Ses narrations sont souvent fragmentées et ouvertes à l’interprétation. Il utilise la juxtaposition d’images pour créer des contrastes ou des dialogues visuels. Moriyama utilise souvent le format du livre photo pour construire ses narrations. La manière dont les images sont disposées et se succèdent dans un livre contribue à créer un récit visuel.

Expositions et projets photographiques majeurs

Daido Moriyama est célèbre pour plusieurs photographies emblématiques qui ont marqué le monde de la photographie de rue et de l’art contemporain. Il faut noter que le web, y compris son site web, est assez pauvre en clichés, alors que l’auteur à publié environ 70 ouvrages !
Voici quelques-unes de ses œuvres les plus connues :

« Stray Dog » (c’est pas ma préférée !…) : Peut-être l’une des images les plus emblématiques de Moriyama, cette photographie montre un chien errant dans une rue. L’image capture l’intensité et la sauvagerie de l’animal, reflétant le thème de l’aliénation urbaine.

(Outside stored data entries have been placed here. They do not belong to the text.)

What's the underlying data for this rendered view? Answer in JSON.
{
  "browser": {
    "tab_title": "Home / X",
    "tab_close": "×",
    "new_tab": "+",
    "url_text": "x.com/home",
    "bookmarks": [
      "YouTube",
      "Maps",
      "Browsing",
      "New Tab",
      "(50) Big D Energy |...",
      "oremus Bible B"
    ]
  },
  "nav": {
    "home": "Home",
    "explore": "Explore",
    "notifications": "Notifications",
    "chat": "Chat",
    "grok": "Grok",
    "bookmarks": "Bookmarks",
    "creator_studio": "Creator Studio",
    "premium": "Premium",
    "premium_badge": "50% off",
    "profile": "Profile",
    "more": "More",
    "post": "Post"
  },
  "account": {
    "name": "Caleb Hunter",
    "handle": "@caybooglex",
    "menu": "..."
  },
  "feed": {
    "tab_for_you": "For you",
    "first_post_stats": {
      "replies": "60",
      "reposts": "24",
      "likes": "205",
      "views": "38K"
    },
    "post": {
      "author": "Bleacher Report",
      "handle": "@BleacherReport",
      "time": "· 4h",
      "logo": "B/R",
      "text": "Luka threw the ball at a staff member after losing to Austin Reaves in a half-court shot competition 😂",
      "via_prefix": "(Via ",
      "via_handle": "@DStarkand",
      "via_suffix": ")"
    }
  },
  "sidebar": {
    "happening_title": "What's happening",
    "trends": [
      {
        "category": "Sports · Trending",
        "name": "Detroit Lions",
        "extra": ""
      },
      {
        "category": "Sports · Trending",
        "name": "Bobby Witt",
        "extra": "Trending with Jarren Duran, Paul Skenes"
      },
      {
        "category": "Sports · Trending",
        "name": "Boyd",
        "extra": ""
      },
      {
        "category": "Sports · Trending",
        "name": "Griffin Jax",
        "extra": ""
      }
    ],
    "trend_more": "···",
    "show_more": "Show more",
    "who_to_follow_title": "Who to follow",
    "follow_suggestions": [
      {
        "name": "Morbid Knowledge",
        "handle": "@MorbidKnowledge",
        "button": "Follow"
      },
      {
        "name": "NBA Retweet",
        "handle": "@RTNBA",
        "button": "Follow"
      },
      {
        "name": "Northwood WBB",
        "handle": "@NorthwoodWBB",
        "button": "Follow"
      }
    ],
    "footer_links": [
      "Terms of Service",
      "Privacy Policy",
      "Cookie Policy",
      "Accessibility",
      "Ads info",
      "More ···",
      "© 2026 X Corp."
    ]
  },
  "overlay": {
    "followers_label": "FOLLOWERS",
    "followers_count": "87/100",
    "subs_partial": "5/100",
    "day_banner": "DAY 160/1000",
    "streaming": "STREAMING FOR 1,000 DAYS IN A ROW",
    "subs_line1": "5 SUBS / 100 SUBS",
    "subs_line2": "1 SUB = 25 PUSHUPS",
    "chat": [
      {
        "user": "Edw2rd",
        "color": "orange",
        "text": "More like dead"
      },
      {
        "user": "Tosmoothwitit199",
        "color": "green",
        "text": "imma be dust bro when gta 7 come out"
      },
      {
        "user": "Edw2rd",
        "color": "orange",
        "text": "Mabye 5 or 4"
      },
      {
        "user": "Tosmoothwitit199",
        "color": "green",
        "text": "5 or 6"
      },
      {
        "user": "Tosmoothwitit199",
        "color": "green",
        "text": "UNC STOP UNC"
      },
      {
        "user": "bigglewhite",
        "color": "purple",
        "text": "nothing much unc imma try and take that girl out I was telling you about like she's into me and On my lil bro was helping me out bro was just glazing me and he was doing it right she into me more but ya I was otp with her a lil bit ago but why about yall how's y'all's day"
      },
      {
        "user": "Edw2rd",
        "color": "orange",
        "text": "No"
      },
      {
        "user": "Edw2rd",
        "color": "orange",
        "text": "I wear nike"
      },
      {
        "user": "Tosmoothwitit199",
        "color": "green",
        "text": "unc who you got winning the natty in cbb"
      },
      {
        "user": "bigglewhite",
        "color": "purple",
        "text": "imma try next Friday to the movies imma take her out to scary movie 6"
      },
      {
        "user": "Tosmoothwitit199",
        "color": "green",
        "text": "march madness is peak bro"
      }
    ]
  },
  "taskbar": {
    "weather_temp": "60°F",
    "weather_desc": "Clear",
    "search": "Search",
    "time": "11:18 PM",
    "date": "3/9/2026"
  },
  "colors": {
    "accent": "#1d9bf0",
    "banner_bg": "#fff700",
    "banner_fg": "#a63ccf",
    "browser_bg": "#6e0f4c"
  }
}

« Tights » : Une série de photographies centrées sur des jambes féminines en collants. Ces images sont remarquables pour leur érotisme subtil et leur composition abstraite.

« Shinjuku » : Une série capturant le quartier de Shinjuku à Tokyo, connu pour sa vie nocturne et son chaos urbain. Ces photos sont représentatives du style granuleux et contrasté de Moriyama.

« Tokyo » : Une série de photos qui dépeint divers aspects de la vie urbaine à Tokyo, capturant l’énergie et la solitude de la ville.

« Farewell Photography » : Certaines images de cette collection sont également très reconnues.

 

Le mouvement « Provoke »

Apparu au Japon à la fin des années 1960, est une initiative avant-gardiste dans le domaine de la photographie. Ce mouvement est surtout connu à travers la revue photographique « Provoke », qui n’a publié que trois numéros entre 1968 et 1969, mais a eu un impact durable sur la photographie contemporaine. Le magasine fondé par Takuma Nakahira et Yutaka Takanashi aura eu existence éphémère (3 numéros).

Les artistes de Provoke cherchaient à se distinguer de la photographie japonaise de l’époque, souvent caractérisée par une esthétique soignée et une approche documentaire. « brut », « flou » et « granuleux » : ces trois termes décrivent l’esthétique visuelle du mouvement. Les images de Provoke sont souvent brut de capteur (sans retouche), granuleuses, et intentionnellement imparfaites. Les photographes de Provoke privilégiaient l’expression personnelle et l’expérimentation sur la clarté et la précision technique.

« tout le monde trouvait le livre incompréhensible, et c’était mon souhait ». (Daido Moriyama)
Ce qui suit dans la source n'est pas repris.